Sherry Hearn taught her students for years about how the Fourth Amendment 
came into being because of the privacy abuses suffered by American 
colonists due to the sweeping searches and seizures performed by British 
troops. During one of these police sweeps on her school, a student asked 
her why she was so angry at the raid.

"Because I believe in the Constitution," she said.

A policeman overheard her, reported her to the principal and said she 
should be watched during the next lockdown. At the next dragnet search, the 
police also searched the teachers' cars in the parking lot in violation of 
a school policy that teachers' cars could not be searched without the 
consent of their owners. Hearn was not asked for her consent.
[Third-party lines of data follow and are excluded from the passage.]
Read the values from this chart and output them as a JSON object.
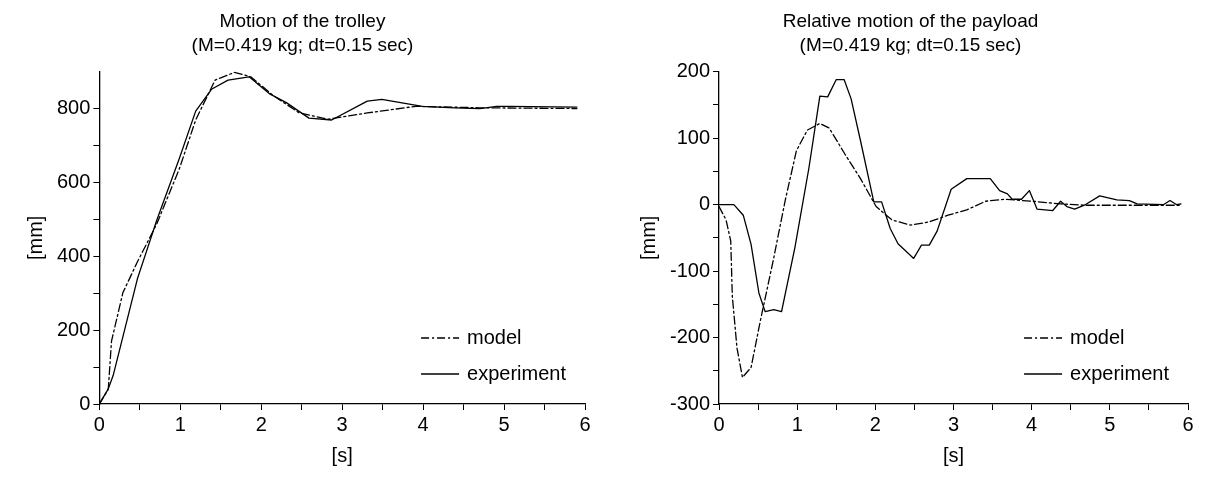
{
  "chart_data": [
    {
      "type": "line",
      "title": "Motion of the trolley",
      "subtitle": "(M=0.419 kg; dt=0.15 sec)",
      "xlabel": "[s]",
      "ylabel": "[mm]",
      "xlim": [
        0,
        6
      ],
      "ylim": [
        0,
        900
      ],
      "xticks": [
        0,
        {
          "value": 0.5,
          "label": null
        },
        1,
        {
          "value": 1.5,
          "label": null
        },
        2,
        {
          "value": 2.5,
          "label": null
        },
        3,
        {
          "value": 3.5,
          "label": null
        },
        4,
        {
          "value": 4.5,
          "label": null
        },
        5,
        {
          "value": 5.5,
          "label": null
        },
        6
      ],
      "yticks": [
        0,
        {
          "value": 100,
          "label": null
        },
        200,
        {
          "value": 300,
          "label": null
        },
        400,
        {
          "value": 500,
          "label": null
        },
        600,
        {
          "value": 700,
          "label": null
        },
        800
      ],
      "grid": false,
      "legend": "bottom right",
      "marker": "none",
      "series": [
        {
          "name": "model",
          "color": "#000000",
          "line_style": "dashdot",
          "x": [
            0,
            0.11,
            0.15,
            0.29,
            0.47,
            0.71,
            0.99,
            1.19,
            1.43,
            1.67,
            1.87,
            2.15,
            2.47,
            2.83,
            2.91,
            3.31,
            3.91,
            4.7,
            5.9
          ],
          "values": [
            0,
            40,
            170,
            301,
            385,
            488,
            638,
            769,
            877,
            898,
            886,
            835,
            788,
            771,
            774,
            788,
            806,
            802,
            800
          ]
        },
        {
          "name": "experiment",
          "color": "#000000",
          "line_style": "solid",
          "x": [
            0,
            0.11,
            0.17,
            0.47,
            0.71,
            0.99,
            1.19,
            1.39,
            1.59,
            1.85,
            2.11,
            2.31,
            2.59,
            2.87,
            3.31,
            3.49,
            3.99,
            4.39,
            4.7,
            4.91,
            5.9
          ],
          "values": [
            0,
            41,
            77,
            339,
            498,
            666,
            793,
            853,
            877,
            886,
            839,
            816,
            774,
            769,
            820,
            825,
            806,
            802,
            800,
            806,
            804
          ]
        }
      ]
    },
    {
      "type": "line",
      "title": "Relative motion of the payload",
      "subtitle": "(M=0.419 kg; dt=0.15 sec)",
      "xlabel": "[s]",
      "ylabel": "[mm]",
      "xlim": [
        0,
        6
      ],
      "ylim": [
        -300,
        200
      ],
      "xticks": [
        0,
        {
          "value": 0.5,
          "label": null
        },
        1,
        {
          "value": 1.5,
          "label": null
        },
        2,
        {
          "value": 2.5,
          "label": null
        },
        3,
        {
          "value": 3.5,
          "label": null
        },
        4,
        {
          "value": 4.5,
          "label": null
        },
        5,
        {
          "value": 5.5,
          "label": null
        },
        6
      ],
      "yticks": [
        -300,
        {
          "value": -250,
          "label": null
        },
        -200,
        {
          "value": -150,
          "label": null
        },
        -100,
        {
          "value": -50,
          "label": null
        },
        0,
        {
          "value": 50,
          "label": null
        },
        100,
        {
          "value": 150,
          "label": null
        },
        200
      ],
      "grid": false,
      "legend": "bottom right",
      "marker": "none",
      "series": [
        {
          "name": "model",
          "color": "#000000",
          "line_style": "dashdot",
          "x": [
            0,
            0.09,
            0.15,
            0.17,
            0.23,
            0.3,
            0.41,
            0.53,
            0.69,
            0.85,
            0.99,
            1.13,
            1.29,
            1.41,
            1.61,
            1.81,
            2.01,
            2.21,
            2.45,
            2.69,
            2.93,
            3.17,
            3.41,
            3.65,
            4.01,
            4.37,
            4.69,
            5.91
          ],
          "values": [
            -3,
            -23,
            -55,
            -138,
            -216,
            -260,
            -245,
            -174,
            -86,
            8,
            81,
            112,
            122,
            115,
            76,
            39,
            -3,
            -23,
            -31,
            -26,
            -16,
            -8,
            5,
            8,
            5,
            1,
            -1,
            -1
          ]
        },
        {
          "name": "experiment",
          "color": "#000000",
          "line_style": "solid",
          "x": [
            0,
            0.19,
            0.31,
            0.41,
            0.51,
            0.59,
            0.7,
            0.8,
            0.97,
            1.15,
            1.29,
            1.39,
            1.5,
            1.6,
            1.69,
            1.81,
            1.98,
            2.08,
            2.19,
            2.29,
            2.49,
            2.59,
            2.69,
            2.79,
            2.97,
            3.17,
            3.47,
            3.59,
            3.69,
            3.75,
            3.87,
            3.97,
            4.07,
            4.27,
            4.37,
            4.45,
            4.55,
            4.69,
            4.87,
            5.09,
            5.25,
            5.35,
            5.69,
            5.77,
            5.85,
            5.91
          ],
          "values": [
            0,
            0,
            -16,
            -60,
            -133,
            -161,
            -158,
            -161,
            -65,
            55,
            163,
            162,
            188,
            188,
            159,
            96,
            4,
            4,
            -36,
            -59,
            -81,
            -61,
            -61,
            -40,
            23,
            39,
            39,
            21,
            16,
            8,
            8,
            21,
            -7,
            -9,
            5,
            -3,
            -7,
            0,
            13,
            7,
            6,
            1,
            0,
            6,
            0,
            1
          ]
        }
      ]
    }
  ]
}
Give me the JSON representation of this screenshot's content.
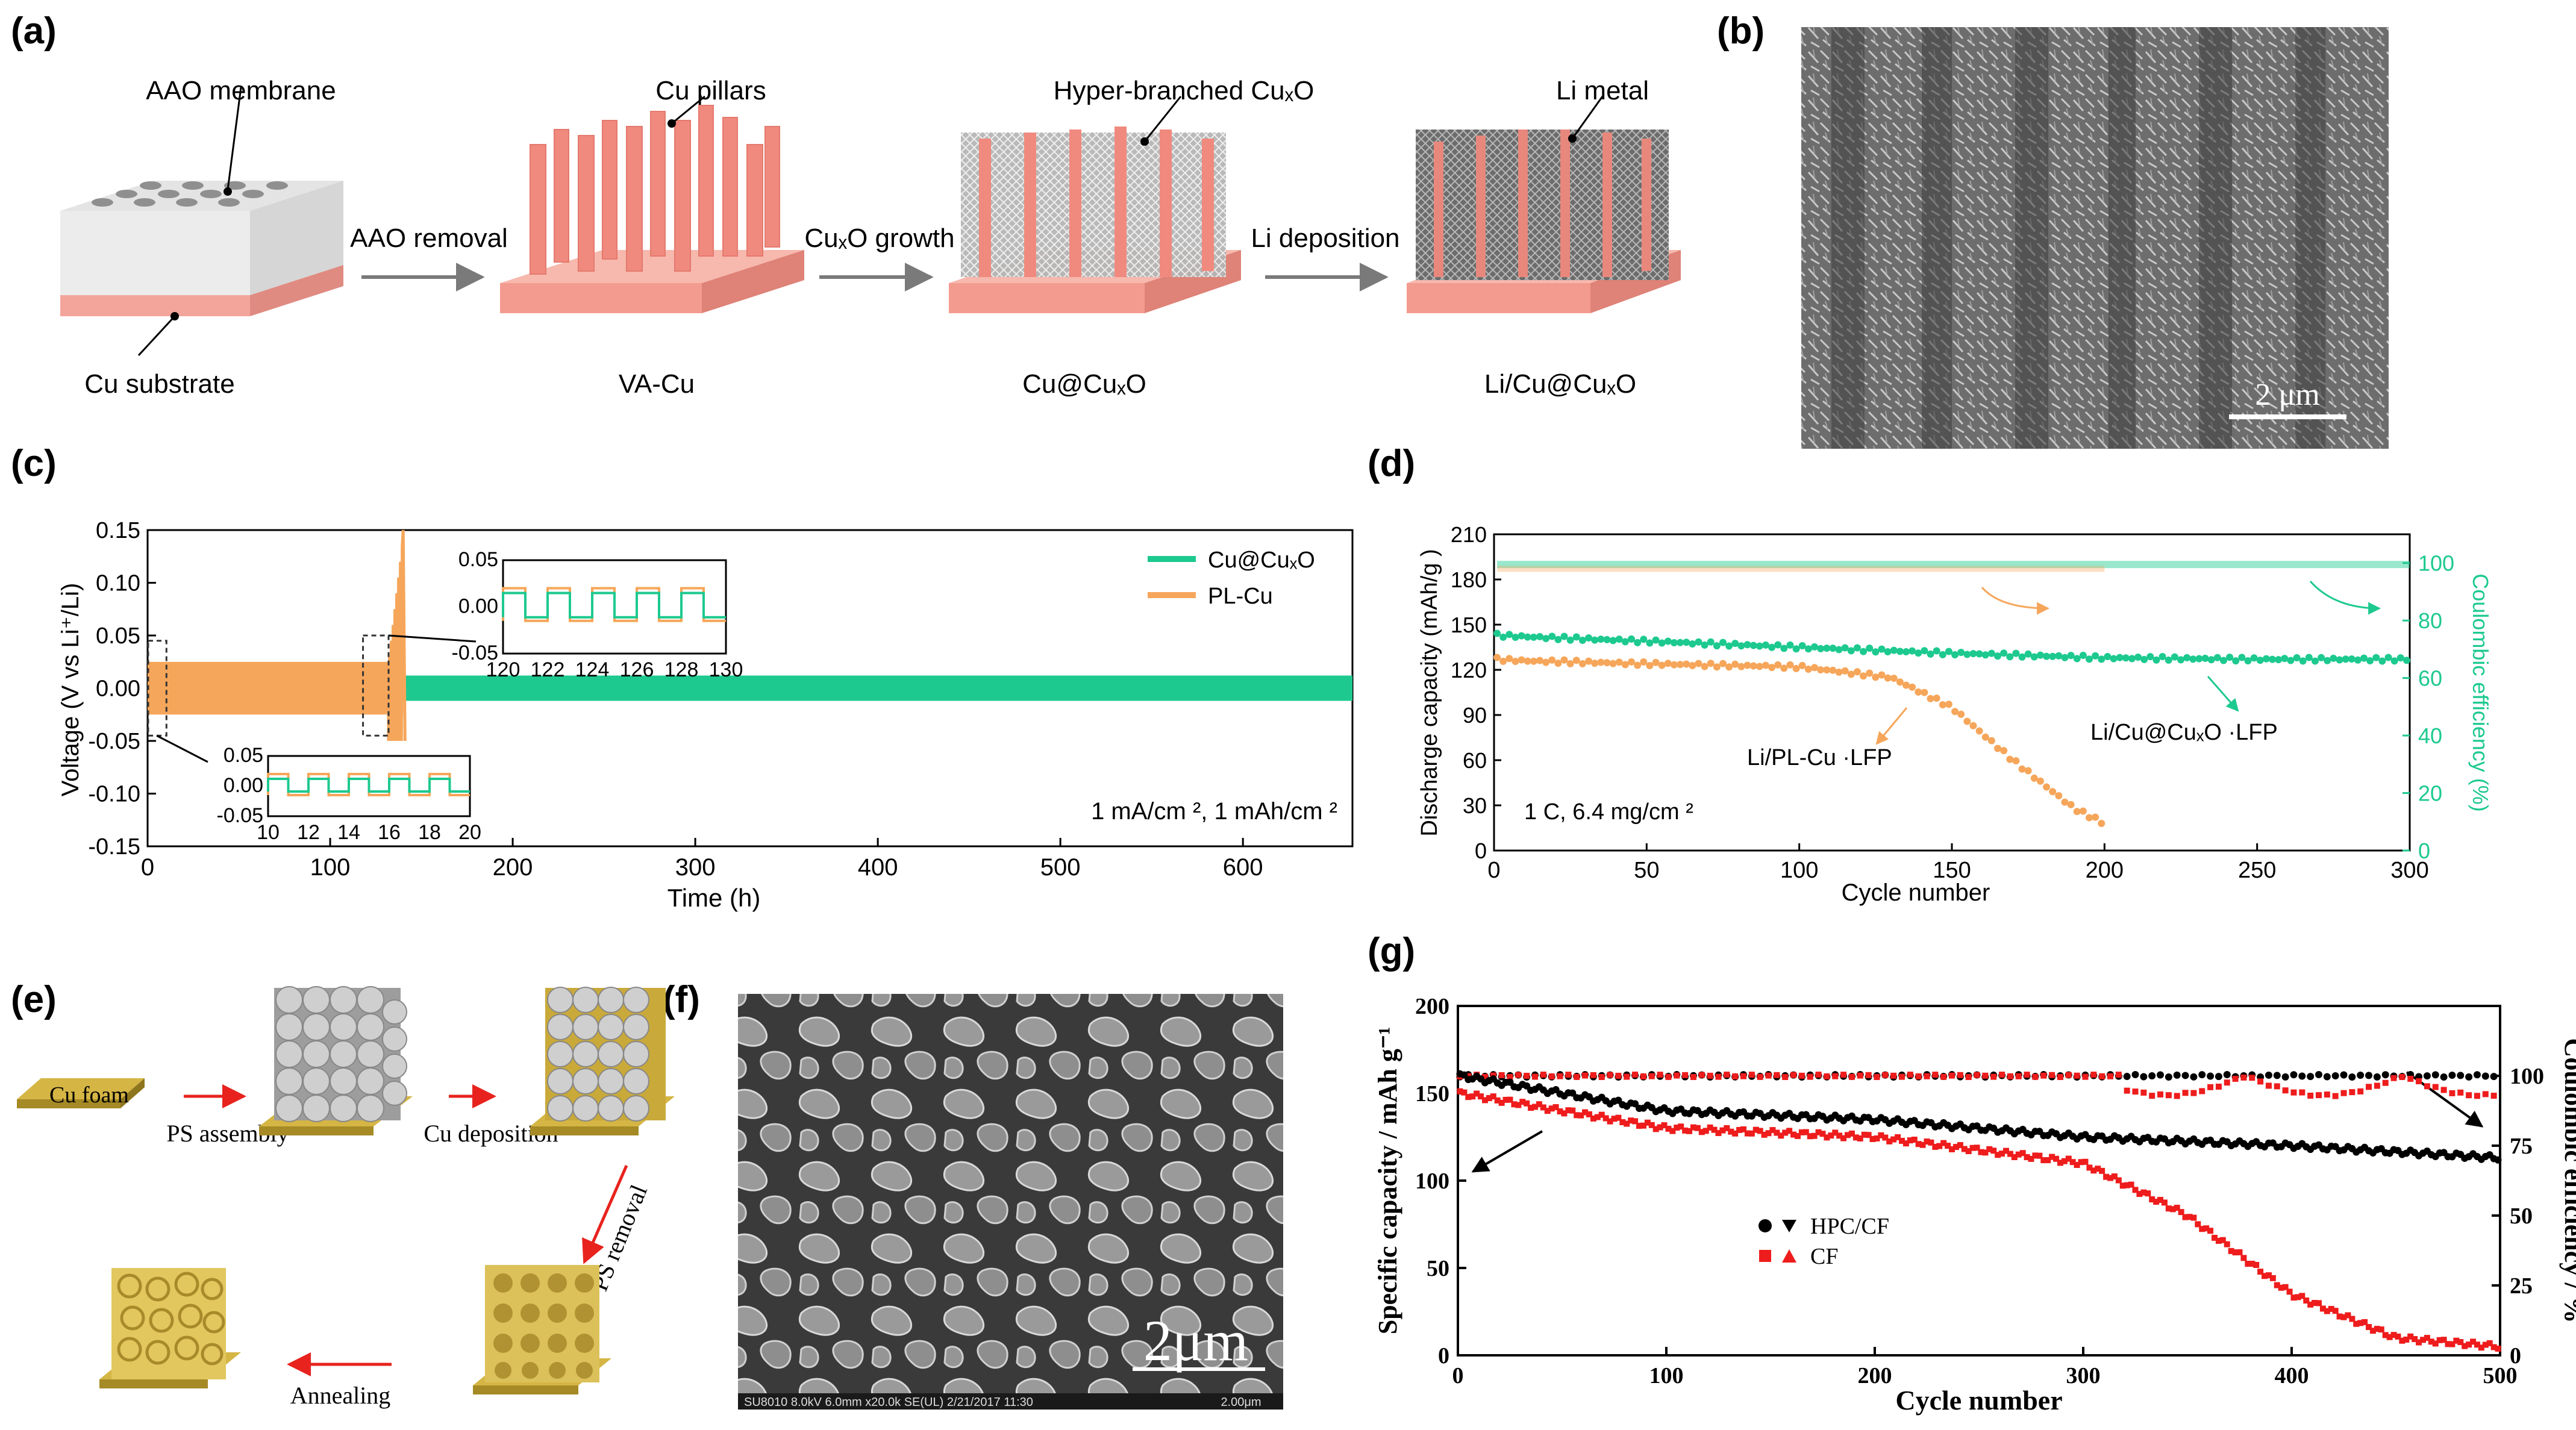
{
  "panel_labels": {
    "a": "(a)",
    "b": "(b)",
    "c": "(c)",
    "d": "(d)",
    "e": "(e)",
    "f": "(f)",
    "g": "(g)"
  },
  "panel_a": {
    "aao_membrane": "AAO membrane",
    "cu_substrate": "Cu substrate",
    "step1": "AAO removal",
    "cu_pillars": "Cu pillars",
    "va_cu": "VA-Cu",
    "step2": "CuₓO growth",
    "hyper": "Hyper-branched CuₓO",
    "cu_cuxo": "Cu@CuₓO",
    "step3": "Li deposition",
    "li_metal": "Li metal",
    "li_cu_cuxo": "Li/Cu@CuₓO"
  },
  "panel_b": {
    "scale": "2 μm"
  },
  "panel_c": {
    "chart_data": {
      "type": "line",
      "xlabel": "Time (h)",
      "ylabel": "Voltage (V vs Li⁺/Li)",
      "xlim": [
        0,
        660
      ],
      "ylim": [
        -0.15,
        0.15
      ],
      "xticks": [
        "0",
        "100",
        "200",
        "300",
        "400",
        "500",
        "600"
      ],
      "yticks": [
        "0.15",
        "0.10",
        "0.05",
        "0.00",
        "-0.05",
        "-0.10",
        "-0.15"
      ],
      "series": [
        {
          "name": "Cu@CuₓO",
          "color": "#1dc98f",
          "x_range": [
            0,
            660
          ],
          "amplitude": 0.012
        },
        {
          "name": "PL-Cu",
          "color": "#f6a65a",
          "x_range": [
            0,
            140
          ],
          "amplitude": 0.025,
          "peak": 0.15
        }
      ],
      "annotation": "1 mA/cm ², 1 mAh/cm ²",
      "inset1": {
        "xticks": [
          "120",
          "122",
          "124",
          "126",
          "128",
          "130"
        ],
        "yticks": [
          "0.05",
          "0.00",
          "-0.05"
        ]
      },
      "inset2": {
        "xticks": [
          "10",
          "12",
          "14",
          "16",
          "18",
          "20"
        ],
        "yticks": [
          "0.05",
          "0.00",
          "-0.05"
        ]
      }
    }
  },
  "panel_d": {
    "chart_data": {
      "type": "scatter",
      "xlabel": "Cycle number",
      "ylabel": "Discharge capacity (mAh/g )",
      "y2label": "Coulombic efficiency (%)",
      "xlim": [
        0,
        300
      ],
      "ylim": [
        0,
        210
      ],
      "y2lim": [
        0,
        110
      ],
      "xticks": [
        "0",
        "50",
        "100",
        "150",
        "200",
        "250",
        "300"
      ],
      "yticks": [
        "0",
        "30",
        "60",
        "90",
        "120",
        "150",
        "180",
        "210"
      ],
      "y2ticks": [
        "0",
        "20",
        "40",
        "60",
        "80",
        "100"
      ],
      "series": [
        {
          "name": "Li/Cu@CuₓO ·LFP",
          "color": "#1dc98f",
          "x": [
            1,
            10,
            50,
            100,
            150,
            200,
            250,
            300
          ],
          "values": [
            143,
            142,
            139,
            135,
            131,
            128,
            127,
            127
          ]
        },
        {
          "name": "Li/PL-Cu ·LFP",
          "color": "#f6a65a",
          "x": [
            1,
            10,
            50,
            100,
            130,
            150,
            170,
            190,
            200
          ],
          "values": [
            127,
            126,
            124,
            122,
            115,
            95,
            60,
            28,
            18
          ]
        }
      ],
      "annotation": "1 C, 6.4 mg/cm ²"
    }
  },
  "panel_e": {
    "cu_foam": "Cu foam",
    "ps_assembly": "PS assembly",
    "cu_deposition": "Cu deposition",
    "ps_removal": "PS removal",
    "annealing": "Annealing"
  },
  "panel_f": {
    "scale": "2μm",
    "info": "SU8010 8.0kV 6.0mm x20.0k SE(UL) 2/21/2017 11:30",
    "scale_small": "2.00μm"
  },
  "panel_g": {
    "chart_data": {
      "type": "scatter",
      "xlabel": "Cycle number",
      "ylabel": "Specific capacity / mAh g⁻¹",
      "y2label": "Coulombic efficiency / %",
      "xlim": [
        0,
        500
      ],
      "ylim": [
        0,
        200
      ],
      "y2lim": [
        0,
        125
      ],
      "xticks": [
        "0",
        "100",
        "200",
        "300",
        "400",
        "500"
      ],
      "yticks": [
        "0",
        "50",
        "100",
        "150",
        "200"
      ],
      "y2ticks": [
        "0",
        "25",
        "50",
        "75",
        "100"
      ],
      "series": [
        {
          "name": "HPC/CF",
          "color": "#000000",
          "x": [
            1,
            50,
            100,
            200,
            300,
            400,
            500
          ],
          "values": [
            160,
            150,
            140,
            135,
            125,
            120,
            113
          ]
        },
        {
          "name": "CF",
          "color": "#ee1c1c",
          "x": [
            1,
            50,
            100,
            200,
            300,
            350,
            400,
            450,
            500
          ],
          "values": [
            150,
            140,
            130,
            125,
            110,
            80,
            35,
            10,
            5
          ]
        }
      ]
    }
  }
}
A police dog found that morning half of a hand-rolled marijuana cigarette 
in an ashtray in her car. It was still warm. Sherry Hearn had been in the 
school the entire morning.

That night, a caller on the country's Silent Witness line said that the 
cigarette had been planted in the car. He did not give his identity. The 
cigarette was never produced as evidence.

According to school policy, Hearn was told she had to take a drug test 
within two hours of being informed that an illegal substance had been found 
in her car. She had no record at all of previous drug use, and the 
principal, Linda Herman, later testified that the teacher had not exhibited 
on the day of the search, or on any other day, the characteristic behavior 
that would have given rise to a "reasonable suspicion" that the marijuana 
cigarette was hers.

On that day, however, Hearn was given her Miranda warnings and was ordered 
to take a urine test in two hours. She wanted to contact her lawyer before 
taking the test, but he was unavailable that day. Not having legal advice, 
she refused. She also said, "How can I face my students after I've 
consistently told them that these mass drug searches violate their 
constitutional rights?" The next day, having spoken to her attorney, she 
underwent a urinalysis, and it proved negative for marijuana or any other 
controlled substance.

No criminal charges were ever filed against Sherry Hearn, but she was fired 
in the spring of 1996 for not having taken the urine test within the two 
hours set forth in the school's policy.

She has had great difficulty getting a teaching job since losing her job, 
and has lost her appeals to the Georgia State Board of Education and in the 
lower federal courts.

Sherry Hearn's last chance to get back to teaching constitutional law to 
students rest with the United States Supreme Court.

Her attorneys, including a lawyer for the Rutherford Institute, are asking 
the Supreme Court to decide whether "public school students and teachers 
have the right to be free from suspicionless mass drug searches on campus" 
and whether "Hearn should have been ordered to take a drug test based on 
alleged contraband that was illegally seized."

It's up to the Supreme Court to tell Sherry Hearn's students - and other 
young Americans throughout the land - whether she was right in advising 
students "Never, ever give up your rights that people have paid for in 
blood just because it's the easy thing to do."